Where the closet wall came out there is a lot of variation at the joints where the old closet wall meets the old room wall. On one side the door frame occupies much of that joint, so the variation is not as pronounced. Just above the door is worse, but not really so bad.
On the other side of the room, however, the surface of the room wall stands about a quarter inch proud of the surface of the closet wall. To make things worse, the drywall on the room side is crumbling along that edge, so it isn't firm against the wall studs in that joint area.
To remedy (but not really correct) it I am sanding the room wall down into the plaster about an eighth of an inch at the edge, feathering out six inches or so. I will then build the closet wall out about an eighth with drywall mud to match the sanded surface, feathering that out six inches or so as well. When I am done I should have a 12 inch surface, six inches on each side of the seam, that gently transitions from one surface to the other.

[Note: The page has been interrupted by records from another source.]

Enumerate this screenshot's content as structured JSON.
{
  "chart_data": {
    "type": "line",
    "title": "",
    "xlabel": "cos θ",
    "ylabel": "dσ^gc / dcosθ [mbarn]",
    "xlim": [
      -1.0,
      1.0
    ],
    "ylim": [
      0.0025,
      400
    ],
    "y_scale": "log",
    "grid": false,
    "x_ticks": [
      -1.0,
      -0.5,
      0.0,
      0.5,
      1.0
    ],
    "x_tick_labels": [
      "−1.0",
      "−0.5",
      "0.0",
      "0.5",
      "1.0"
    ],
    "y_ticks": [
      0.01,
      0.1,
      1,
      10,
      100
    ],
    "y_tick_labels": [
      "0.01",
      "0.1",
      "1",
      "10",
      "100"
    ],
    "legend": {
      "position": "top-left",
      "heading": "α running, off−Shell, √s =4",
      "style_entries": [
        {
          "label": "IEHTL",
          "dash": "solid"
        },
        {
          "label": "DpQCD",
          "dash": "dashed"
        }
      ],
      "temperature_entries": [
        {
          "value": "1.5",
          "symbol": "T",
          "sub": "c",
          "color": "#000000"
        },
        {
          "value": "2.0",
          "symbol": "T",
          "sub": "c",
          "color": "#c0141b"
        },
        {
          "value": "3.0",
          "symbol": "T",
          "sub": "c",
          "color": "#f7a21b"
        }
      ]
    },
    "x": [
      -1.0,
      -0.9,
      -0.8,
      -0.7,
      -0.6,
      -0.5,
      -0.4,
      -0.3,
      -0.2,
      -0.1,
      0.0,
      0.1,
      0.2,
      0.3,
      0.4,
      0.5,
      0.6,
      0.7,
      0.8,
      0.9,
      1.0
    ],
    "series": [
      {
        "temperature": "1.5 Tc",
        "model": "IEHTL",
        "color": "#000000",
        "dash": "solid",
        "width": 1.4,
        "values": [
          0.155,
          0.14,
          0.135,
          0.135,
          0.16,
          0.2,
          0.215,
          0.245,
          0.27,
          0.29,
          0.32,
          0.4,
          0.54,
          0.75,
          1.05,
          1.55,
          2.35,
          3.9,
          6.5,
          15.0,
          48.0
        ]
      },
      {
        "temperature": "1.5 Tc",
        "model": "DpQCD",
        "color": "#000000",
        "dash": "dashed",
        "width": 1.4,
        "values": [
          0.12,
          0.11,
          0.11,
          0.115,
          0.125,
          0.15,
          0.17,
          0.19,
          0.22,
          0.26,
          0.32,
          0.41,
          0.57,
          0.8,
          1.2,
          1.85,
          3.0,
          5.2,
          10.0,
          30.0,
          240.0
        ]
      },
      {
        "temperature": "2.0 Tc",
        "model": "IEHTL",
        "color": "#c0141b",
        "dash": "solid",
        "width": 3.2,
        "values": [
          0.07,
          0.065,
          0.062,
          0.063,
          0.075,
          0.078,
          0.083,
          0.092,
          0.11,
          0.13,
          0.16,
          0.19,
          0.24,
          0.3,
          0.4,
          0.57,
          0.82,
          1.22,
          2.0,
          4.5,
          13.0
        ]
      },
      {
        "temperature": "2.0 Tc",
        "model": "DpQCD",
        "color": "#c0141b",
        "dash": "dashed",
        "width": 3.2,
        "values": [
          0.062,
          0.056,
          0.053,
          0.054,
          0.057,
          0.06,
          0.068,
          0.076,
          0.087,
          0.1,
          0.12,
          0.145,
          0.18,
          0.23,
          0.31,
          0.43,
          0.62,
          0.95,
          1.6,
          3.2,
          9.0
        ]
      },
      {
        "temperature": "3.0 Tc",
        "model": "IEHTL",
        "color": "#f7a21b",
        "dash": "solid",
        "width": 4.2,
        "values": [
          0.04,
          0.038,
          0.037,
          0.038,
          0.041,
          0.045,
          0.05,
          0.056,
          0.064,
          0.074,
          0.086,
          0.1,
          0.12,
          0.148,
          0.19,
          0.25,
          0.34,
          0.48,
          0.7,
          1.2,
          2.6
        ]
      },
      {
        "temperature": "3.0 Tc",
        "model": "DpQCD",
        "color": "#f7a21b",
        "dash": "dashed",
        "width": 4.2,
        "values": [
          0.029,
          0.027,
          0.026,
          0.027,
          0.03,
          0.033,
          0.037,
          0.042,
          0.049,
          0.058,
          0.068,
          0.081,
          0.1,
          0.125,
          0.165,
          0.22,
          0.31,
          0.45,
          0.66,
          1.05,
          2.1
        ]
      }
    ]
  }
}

The wall will never be straight all the way from corner to corner, so my goal is to simply smooth the transition and then I can disguise it with benchwork and scenery. In order to get it done, however, I am having to drive or pull nails and sand about 2 vertical feet of the wall at a time along the seam and then fill with drywall mud. Because the mud is so thick it takes a long time to dry. I will then have to sand that down, fill in the low spots, let that dry, sand it smooth again, and repeat as necessary to get that smooth transition.
I expect this will take a few weeks on the days that I am not working. Fortunately there is still much to do while the wall dries, so that time is not lost completely. Perhaps by this fall I will have the room walls finished enough to paint, then I can start building the layout.
If it was easy everyone would do it.